On my older home, I could go into the basement and see where the stack
and supply lines started; stacks are almost always straight, so that
should give you some idea of where in the walls things are. I had a tub
that was across the room, but I could trace the drain (which didn't go
where I had guessed) by running hot water and feeling where the floor
heated up.

When we redid the bath, we tore out all the plumbing and had a plumber
come in and redo it to current code. The only thing I insisted on was
that he run a second hot water line from the bottom of the water heater,
forming a loop; I put insulation on the line from the top of the heater
and the difference in temperature circulates the water, so when I get up
in the morning, I have instant hot water. We also got the
shower-head-on-a-hose with a holder, instead of the traditional shower
head, and that is far more convenient that the old fixed head. Since
the floor had to be removed for the plumbing, and there wasn't
sufficient space for a really solid subfloor (unless we wanted to step
up into the bathroom), we used cork for the flooring, instead of tile,
and it has worked quite well.

wrote:

I'm getting ready to do a partial bathroom renovation and have some
plumbing questions. I pretty much just want to make sure that my
assumptions are correct and I'm not going to get any surprises when I
open up the wall to get at the plumbing.
I have a fiberglass shower stall and a whirlpool bathtub on the same
side of the bathroom. I am pulling out the very small shower stall and
moving the shower so that it is in the tub. Looking at that side of
the bathroom, the shower stall is on the left with the plumbing on the
left wall, then there is about 18" of wall space followed by a
whirlppool tub in a tiled enclosure. The tub plumbing is also on the
left side. [With an 18" wide wall in between the two units, is
there any valid reason they would not have just out the plumbing back
to back?]

- I am assuming that the stall drain is connected to the tub drain
and that I can easily (hopefully) cap it off.
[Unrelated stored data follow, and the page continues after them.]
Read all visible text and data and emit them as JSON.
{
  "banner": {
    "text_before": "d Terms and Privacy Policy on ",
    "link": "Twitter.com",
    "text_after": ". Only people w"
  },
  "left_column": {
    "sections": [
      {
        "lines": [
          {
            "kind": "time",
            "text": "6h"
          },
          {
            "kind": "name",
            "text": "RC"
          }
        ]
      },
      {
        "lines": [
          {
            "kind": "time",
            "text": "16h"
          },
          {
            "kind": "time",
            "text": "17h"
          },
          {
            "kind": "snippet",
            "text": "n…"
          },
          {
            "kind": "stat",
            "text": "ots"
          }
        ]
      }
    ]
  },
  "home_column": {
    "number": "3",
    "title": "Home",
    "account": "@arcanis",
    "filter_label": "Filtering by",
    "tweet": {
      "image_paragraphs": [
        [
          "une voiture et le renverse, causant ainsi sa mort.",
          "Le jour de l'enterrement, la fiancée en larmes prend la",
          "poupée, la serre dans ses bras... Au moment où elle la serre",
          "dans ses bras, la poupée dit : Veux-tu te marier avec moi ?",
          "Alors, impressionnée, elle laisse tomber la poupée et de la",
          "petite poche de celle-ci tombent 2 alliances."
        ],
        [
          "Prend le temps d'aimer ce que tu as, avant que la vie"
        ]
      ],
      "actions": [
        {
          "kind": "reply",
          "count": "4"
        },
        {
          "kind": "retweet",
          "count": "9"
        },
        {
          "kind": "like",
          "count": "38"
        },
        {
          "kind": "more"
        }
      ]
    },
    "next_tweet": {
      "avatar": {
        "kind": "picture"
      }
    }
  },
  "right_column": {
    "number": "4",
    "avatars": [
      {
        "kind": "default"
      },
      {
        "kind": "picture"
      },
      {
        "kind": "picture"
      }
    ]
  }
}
- I am assuming that the water lines to the stall connnect with the
lines for the tub and that I can rip those out and, best case, cap any
stubs, worst case put in a new length of pipe to remove the stall
connections.

- I also expect that adding a shower to the existing plumbing for the
tub is not a big deal. Pretty much just replacing the current tap
setup with one that allows for a shower extension.

- I am also assuming that there is no functional reason that there is
18" of wall space between the shower stall and tub. That this wall
just needs to be wide enough to hold the plumbing.

Does everything sound right? Are there lurking gotchas that I haven't
thought of? Ok, there are always lurking gotchas. What might they be?